In the opinion of the vast majority of scholars, Victor's imperial history was one of the sources of the Historia Augusta (which establishes a terminus post quem for this ). Possibly has Ammianus Marcellinus , Victor figured in the lost parts of his written around 400 histories drawn from it. The church father Jerome wanted to get a copy based on identification of a letter. Otherwise, however, the aftereffect was very small, because Victor's linguistically and stylistically demanding work was replaced by the simpler Epitome de Caesaribus , which shows the predominance of a need for elementary factual knowledge in late antiquity. In the Middle Ages, Victor's imperial history was as good as unknown; it has only survived in two humanistic manuscripts. Medieval historians considered the Epitome de Caesaribus to be a work of Victor.

The writing about the famous men is also handwritten independently of the Corpus Aurelianum . In the 14th and 15th centuries it became very popular with the humanists, who - following information in the handwritten tradition - believed that they had excerpts from the historical work of Livy before them, when they assumed the younger Pliny to be the author ; around two hundred manuscripts from this period have survived.

The writing about the origins of the Romans, however, is only preserved in those two humanistic manuscripts that also pass on to Victor's work. The famous historian Barthold Georg Niebuhr wrongly declared this Origo gentis Romanae in 1827 to be a forgery by a Renaissance humanist.

The first edition of the entire Corpus Aurelianum was obtained by Andreas Schott in Antwerp in 1579.

Editions and translations

  • Harold W. Bird (Ed.): Liber De Caesaribus of Sextus Aurelius Victor . Translated Texts for Historians . Liverpool University Press, Liverpool 1994, ISBN 0-85323-218-0 (English translation with detailed commentary and a good introduction, but also with some typographical errors).
  • Franz Pichlmayr (Ed.): Sexti Aurelii Victoris Liber de Caesaribus. Praecedunt Origo gentis Romanae et Liber de viris illustribus urbis Romae; subsequitur Epitome de Caesaribus . Leipzig 1911; reprinted several times, most recently Teubner, Stuttgart 1993, ISBN 3-8154-1108-4 .
  • Kirsten Groß-Albenhausen and Manfred Fuhrmann (eds. And transl .): S. Aurelius Victor, The Roman Emperors. Liber de Caesaribus . 2nd edition, Wissenschaftliche Buchgesellschaft, Darmstadt 2002, ISBN 3-534-13664-0 .
  • Markus Sehlmeyer (ed. And translator): Origo Gentis Romanae.

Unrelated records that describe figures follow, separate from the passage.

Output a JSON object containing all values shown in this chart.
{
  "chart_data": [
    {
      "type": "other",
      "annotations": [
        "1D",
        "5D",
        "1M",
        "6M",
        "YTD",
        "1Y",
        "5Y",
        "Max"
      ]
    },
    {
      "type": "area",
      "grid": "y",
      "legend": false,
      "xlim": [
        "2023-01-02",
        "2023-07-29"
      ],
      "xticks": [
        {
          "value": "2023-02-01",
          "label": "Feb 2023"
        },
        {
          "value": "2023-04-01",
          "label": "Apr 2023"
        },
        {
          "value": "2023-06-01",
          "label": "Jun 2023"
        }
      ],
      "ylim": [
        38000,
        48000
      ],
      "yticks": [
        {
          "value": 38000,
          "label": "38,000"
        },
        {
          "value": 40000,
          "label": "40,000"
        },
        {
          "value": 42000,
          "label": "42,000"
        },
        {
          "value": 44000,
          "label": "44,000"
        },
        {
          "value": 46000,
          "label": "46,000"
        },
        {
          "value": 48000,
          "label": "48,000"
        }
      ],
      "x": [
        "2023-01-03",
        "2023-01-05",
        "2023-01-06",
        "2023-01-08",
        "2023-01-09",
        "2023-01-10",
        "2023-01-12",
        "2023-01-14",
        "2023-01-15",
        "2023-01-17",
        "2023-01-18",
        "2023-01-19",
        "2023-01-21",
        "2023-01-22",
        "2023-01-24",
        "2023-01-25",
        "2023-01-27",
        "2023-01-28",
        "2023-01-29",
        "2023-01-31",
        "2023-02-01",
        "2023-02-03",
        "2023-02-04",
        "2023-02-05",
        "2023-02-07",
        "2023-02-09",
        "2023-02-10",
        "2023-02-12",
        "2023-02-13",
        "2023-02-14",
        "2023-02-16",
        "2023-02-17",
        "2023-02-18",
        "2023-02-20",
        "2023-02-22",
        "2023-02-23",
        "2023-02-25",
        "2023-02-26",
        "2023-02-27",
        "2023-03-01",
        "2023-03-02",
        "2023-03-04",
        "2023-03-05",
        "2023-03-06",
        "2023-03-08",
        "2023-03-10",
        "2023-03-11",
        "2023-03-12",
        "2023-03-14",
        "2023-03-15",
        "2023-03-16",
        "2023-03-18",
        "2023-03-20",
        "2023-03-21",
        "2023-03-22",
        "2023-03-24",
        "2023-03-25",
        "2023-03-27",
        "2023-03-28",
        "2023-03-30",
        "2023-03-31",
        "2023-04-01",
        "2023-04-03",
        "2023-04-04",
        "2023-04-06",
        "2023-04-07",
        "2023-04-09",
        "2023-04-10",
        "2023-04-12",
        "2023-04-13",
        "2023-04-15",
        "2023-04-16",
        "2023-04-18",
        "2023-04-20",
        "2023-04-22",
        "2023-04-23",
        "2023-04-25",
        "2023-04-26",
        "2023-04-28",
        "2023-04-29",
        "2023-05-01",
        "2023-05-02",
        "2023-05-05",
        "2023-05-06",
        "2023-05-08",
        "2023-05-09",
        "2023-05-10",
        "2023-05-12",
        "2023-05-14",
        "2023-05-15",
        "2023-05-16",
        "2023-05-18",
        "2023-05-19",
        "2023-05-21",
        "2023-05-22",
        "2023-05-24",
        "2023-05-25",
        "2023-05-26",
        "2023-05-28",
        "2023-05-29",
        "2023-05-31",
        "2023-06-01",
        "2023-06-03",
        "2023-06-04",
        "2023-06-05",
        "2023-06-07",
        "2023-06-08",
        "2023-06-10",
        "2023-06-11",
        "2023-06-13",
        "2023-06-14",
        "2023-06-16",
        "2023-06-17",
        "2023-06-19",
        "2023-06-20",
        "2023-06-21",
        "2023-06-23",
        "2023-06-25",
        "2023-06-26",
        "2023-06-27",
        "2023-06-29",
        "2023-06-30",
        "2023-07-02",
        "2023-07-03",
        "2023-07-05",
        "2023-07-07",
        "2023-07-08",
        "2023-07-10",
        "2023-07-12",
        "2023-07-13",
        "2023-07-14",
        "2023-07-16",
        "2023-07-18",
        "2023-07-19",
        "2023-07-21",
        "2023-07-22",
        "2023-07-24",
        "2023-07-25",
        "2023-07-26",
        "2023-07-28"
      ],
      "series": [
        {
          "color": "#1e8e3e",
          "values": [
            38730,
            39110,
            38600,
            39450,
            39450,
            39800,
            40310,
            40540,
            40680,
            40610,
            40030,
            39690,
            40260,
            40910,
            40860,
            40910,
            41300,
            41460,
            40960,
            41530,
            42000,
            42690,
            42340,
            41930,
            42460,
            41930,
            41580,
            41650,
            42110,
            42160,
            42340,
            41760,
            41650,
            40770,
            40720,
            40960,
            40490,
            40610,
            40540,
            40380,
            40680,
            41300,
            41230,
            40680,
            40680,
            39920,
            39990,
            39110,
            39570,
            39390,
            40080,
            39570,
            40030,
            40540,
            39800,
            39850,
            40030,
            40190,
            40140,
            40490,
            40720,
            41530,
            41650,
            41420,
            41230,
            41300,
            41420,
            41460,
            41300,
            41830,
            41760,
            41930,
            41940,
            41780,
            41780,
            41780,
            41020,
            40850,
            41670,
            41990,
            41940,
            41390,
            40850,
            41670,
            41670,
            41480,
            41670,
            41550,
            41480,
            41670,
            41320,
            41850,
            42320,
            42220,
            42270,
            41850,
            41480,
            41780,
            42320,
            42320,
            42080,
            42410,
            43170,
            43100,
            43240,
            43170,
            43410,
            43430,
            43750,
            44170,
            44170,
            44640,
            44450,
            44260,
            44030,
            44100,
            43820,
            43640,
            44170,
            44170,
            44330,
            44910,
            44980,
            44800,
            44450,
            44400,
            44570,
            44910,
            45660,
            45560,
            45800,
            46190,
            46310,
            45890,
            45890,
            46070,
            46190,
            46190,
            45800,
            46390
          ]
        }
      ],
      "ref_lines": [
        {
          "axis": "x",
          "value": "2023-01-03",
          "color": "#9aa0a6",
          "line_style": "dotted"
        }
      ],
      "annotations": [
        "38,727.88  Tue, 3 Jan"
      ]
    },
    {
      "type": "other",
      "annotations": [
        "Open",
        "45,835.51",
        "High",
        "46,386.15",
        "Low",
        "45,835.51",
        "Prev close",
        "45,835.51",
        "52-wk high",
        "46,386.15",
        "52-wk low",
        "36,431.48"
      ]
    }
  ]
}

The origins of the Roman people . Scientific Book Society, Darmstadt 2004, ISBN 3-534-16433-4 .

literature

  • Michael von Albrecht : History of Roman literature from Andronicus to Boethius and its continued effect . Volume 2. 3rd, improved and expanded edition. De Gruyter, Berlin 2012, ISBN 978-3-11-026525-5 , p. 1175 f. (brief overview)
  • Harold W. Bird: Sextus Aurelius Victor. A Historiographical Study . Liverpool 1984.
  • Peter Lebrecht Schmidt : Sex. Aurelius Victor, Historiae abbreviatae. In: Reinhart Herzog (ed.): Restoration and renewal. The Latin literature from 284 to 374 AD (= Handbook of the Latin Literature of Antiquity , Volume 5). CH Beck, Munich 1989, ISBN 3-406-31863-0 , pp. 198-201
  • David Rohrbacher: The Historians of Late Antiquity . London / New York 2002, pp. 42-48.